『ちびまる子ちゃん』は、昭和の小学生の日常を描いているから、多くの人が懐かしさを覚えるのだろう。しかし、それだけで国民的な人気を得たわけではないはずだ。クールなナレーション、父親を「父ヒロシ」と呼び捨てにする客観性や、「明るく元気なだけではない子ども」を描いたビターなユーモア。そこに流れているのはありふれた日常を俯瞰して面白がる、さくらさんの時代や世代を超えた独特で普遍的な視点だ。

「さくらさんは日常に起こるどんな出来事でも、笑いにできちゃうんです。シビアな事件も、さくらさんが話すとゆるく聴き入ってしまう。

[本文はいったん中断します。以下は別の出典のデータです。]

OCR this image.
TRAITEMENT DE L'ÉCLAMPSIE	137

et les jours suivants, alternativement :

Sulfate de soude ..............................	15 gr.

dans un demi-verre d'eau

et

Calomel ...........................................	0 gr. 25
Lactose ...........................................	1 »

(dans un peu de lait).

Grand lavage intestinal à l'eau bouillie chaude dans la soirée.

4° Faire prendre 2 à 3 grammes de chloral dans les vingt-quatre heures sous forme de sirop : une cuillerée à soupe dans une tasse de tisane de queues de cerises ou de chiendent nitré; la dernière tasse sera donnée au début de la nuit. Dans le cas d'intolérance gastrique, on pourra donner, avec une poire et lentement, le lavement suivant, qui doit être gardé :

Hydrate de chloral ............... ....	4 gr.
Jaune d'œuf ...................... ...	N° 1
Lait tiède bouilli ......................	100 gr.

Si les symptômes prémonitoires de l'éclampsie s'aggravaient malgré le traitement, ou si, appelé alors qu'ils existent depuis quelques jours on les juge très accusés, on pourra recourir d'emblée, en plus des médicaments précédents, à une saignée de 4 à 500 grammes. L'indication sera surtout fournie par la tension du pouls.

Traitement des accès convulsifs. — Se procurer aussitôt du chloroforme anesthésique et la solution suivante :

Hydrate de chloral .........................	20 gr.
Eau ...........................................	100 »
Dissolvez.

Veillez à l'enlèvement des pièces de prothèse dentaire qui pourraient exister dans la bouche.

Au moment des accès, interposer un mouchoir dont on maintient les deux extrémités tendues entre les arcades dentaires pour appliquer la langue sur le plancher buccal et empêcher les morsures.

困ったことも、それにつられて起こる自分の感情までも、すごく客観的な見方をしてるんです。まるちゃんのあきらめまじりの冷めた笑いも絶妙ですよね。それに、間のとり方がうまいんですよ。声のトーンを変えたり、しぐさをつけたりして、もう聴きほれちゃいます」

 さくらさんは、人前にはあまり出ないで、祖父江さんや気のおけない女友達と集まって、おいしいものを食べたり、おしゃべりしたりするのが好きだった。

 しばらく仕事をセーブして、家族との時間を優先させたいといわれ、祖父江さんは10年近く会っていなかった。

「お子さんも成長して、そろそろまた一緒に仕事ができるぞって思っていたんです。さくらさんの書く物語って本当の本当に面白いんですよ。こんどは小説を書きたいって言ってたのにね」

 自分の似顔絵を「三つ編みのおさげ」にしていたさくらさん。ファンの前に出る時は自画像にあわせて帽子と三つ編みをつけていた。